What’s upsetting about this limitation to COVID-19 vaccines is that we’re now at a stage in the pandemic when rapid, regular, and affordable testing and treatments are just as important as vaccines.

According to Doctors Without Borders, the unequal coverage provided by such voluntary production and export licences, and Pfizer’s refusal to promise that it will not enforce its intellectual property rights tied to Paxlovid, reinforce the need for a broader waiver at the WTO not limited to vaccines.

A second flaw in the compromise waiver is that it does not cover all the intellectual property rights barriers that can get in the way of the production and export of off-patent vaccines.
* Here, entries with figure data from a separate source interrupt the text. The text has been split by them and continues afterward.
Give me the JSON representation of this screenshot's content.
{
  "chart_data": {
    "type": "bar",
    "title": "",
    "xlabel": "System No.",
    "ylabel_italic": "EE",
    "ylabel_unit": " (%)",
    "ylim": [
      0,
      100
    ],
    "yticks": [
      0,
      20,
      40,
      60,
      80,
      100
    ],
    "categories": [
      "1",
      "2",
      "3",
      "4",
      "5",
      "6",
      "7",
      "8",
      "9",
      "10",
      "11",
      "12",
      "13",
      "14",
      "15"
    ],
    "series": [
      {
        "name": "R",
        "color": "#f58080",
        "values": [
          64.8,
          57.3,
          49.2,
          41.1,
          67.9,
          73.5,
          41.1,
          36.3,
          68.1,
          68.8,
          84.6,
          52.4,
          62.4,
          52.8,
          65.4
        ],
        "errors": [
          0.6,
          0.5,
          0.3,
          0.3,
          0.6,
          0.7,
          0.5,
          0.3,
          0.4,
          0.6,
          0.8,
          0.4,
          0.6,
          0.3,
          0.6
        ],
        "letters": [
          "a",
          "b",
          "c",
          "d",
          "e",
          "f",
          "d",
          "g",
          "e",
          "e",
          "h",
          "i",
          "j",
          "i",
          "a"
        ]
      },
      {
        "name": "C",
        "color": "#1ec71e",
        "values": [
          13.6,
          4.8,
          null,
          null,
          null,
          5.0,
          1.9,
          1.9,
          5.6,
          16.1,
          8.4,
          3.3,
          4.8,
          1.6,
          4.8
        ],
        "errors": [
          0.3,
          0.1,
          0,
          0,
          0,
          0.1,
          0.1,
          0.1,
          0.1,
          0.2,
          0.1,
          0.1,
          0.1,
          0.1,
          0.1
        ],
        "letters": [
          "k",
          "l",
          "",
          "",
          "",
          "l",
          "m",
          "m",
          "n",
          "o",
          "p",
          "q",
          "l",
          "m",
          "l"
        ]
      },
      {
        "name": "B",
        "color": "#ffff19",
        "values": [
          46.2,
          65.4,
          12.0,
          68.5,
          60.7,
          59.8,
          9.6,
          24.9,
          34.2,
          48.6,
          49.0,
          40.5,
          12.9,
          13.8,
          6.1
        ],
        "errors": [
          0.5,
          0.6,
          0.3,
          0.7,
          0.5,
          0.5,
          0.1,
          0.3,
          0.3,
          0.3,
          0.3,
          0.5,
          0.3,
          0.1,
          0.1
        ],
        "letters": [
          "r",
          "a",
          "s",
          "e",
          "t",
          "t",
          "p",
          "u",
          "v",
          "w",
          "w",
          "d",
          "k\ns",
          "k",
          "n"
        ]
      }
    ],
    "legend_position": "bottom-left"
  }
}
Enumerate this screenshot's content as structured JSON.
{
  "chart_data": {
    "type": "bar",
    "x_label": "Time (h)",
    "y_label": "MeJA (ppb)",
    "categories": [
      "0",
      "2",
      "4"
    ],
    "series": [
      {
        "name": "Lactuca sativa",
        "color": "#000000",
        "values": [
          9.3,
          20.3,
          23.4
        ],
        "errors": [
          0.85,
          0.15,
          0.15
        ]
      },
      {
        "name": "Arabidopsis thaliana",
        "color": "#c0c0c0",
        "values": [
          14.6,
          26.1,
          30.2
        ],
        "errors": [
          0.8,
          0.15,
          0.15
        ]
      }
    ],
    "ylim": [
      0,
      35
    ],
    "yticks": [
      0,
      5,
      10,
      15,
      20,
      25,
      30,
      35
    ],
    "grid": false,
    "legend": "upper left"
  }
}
As Public Citizen points out, many key COVID-19 vaccines and medicines are “protected by thorny thickets of intertwined IP protection, not just a patent or two.”

Those thickets include clinical trial data and other proprietary information deemed protected trade secrets in the WTO TRIPS Agreement. While the European Commission claims companies in developing countries will be able to “rely on data produced through earlier trials, without having to re-produce this data themselves,” it’s not clear how this compromise waiver ensures access to all the information generic producers will need.

Another key flaw in the QUAD-brokered waiver is that it only applies to “developing” countries that exported less than 10% of the world’s vaccines in 2021. That excludes China and possibly Brazil, which renounced its developing country status in a deal with the Trump administration. It’s also not clear from the compromise proposal if countries not designated as “developing” at the WTO (e.g., least-developed countries) will be able to import off-patent vaccines, or if they will be relegated to the COVAX stream.

Furthermore, Jamie Love at Knowledge Ecology International notes that, like an earlier EU counterproposal to the original waiver, this compromise text creates new burdensome obligations on countries. For example, point 3(a) of the compromise text clarifies that eligible WTO members “may issue a single authorization to use the [patented] subject matter of multiple patents necessary for the supply of a COVID-19 vaccine.” However, countries are required to “list all patents covered,” which would be an onerous new obligation not currently in the TRIPS agreement.

If there is a chance to make the waiver more effective by covering more than vaccines, and more than patents, Canada should take every opportunity to do so.

Optimistically, Patnaik suggests these are early days for the waiver and that last week’s leak may serve political objectives in Geneva: “It may have helped let off steam steadily building in the WTO fuelled by unmet expectations, and has given its members something to play around with, as they will embark on arduous negotiations, weighing quid pro quos in their consultations in the run-up to the Ministerial Conference in June 2022,” she wrote in a recent Geneva Health Files update.

But there are also rumours that the QUAD countries have no intention of adjusting the text any further. Instead, it may be presented as a done deal, akin to the closed-door Green Room tactics of more active WTO days, with member states asked to simply vote yes or no. India and South Africa may be left holding the bag for either failing the multilateral order—by failing to rally lower- and middle-income countries to an outcome, in the case of a “no” vote—or selling those same countries out to the North if the compromise passes.

That said, it’s also possible rich countries like the United Kingdom and Switzerland, who felt snubbed for not being part of the QUAD talks, may also reject the compromise on behalf of Big Pharma lobbies who still oppose a waiver even in this much-degraded form. The U.S. Chamber of Commerce opposes the waiver compromise as a distraction.

It is not clear as I write this what role the WTO TRIPS Council will play in approving or further refining this copout waiver counter-proposal. At some point soon, Canada may be asked to vote yes or no to this deeply flawed text. Our trade officials in Geneva should vote no if that’s the case. If there is a chance to make the waiver more effective by covering more than vaccines, and more than patents, Canada should take every opportunity to do so.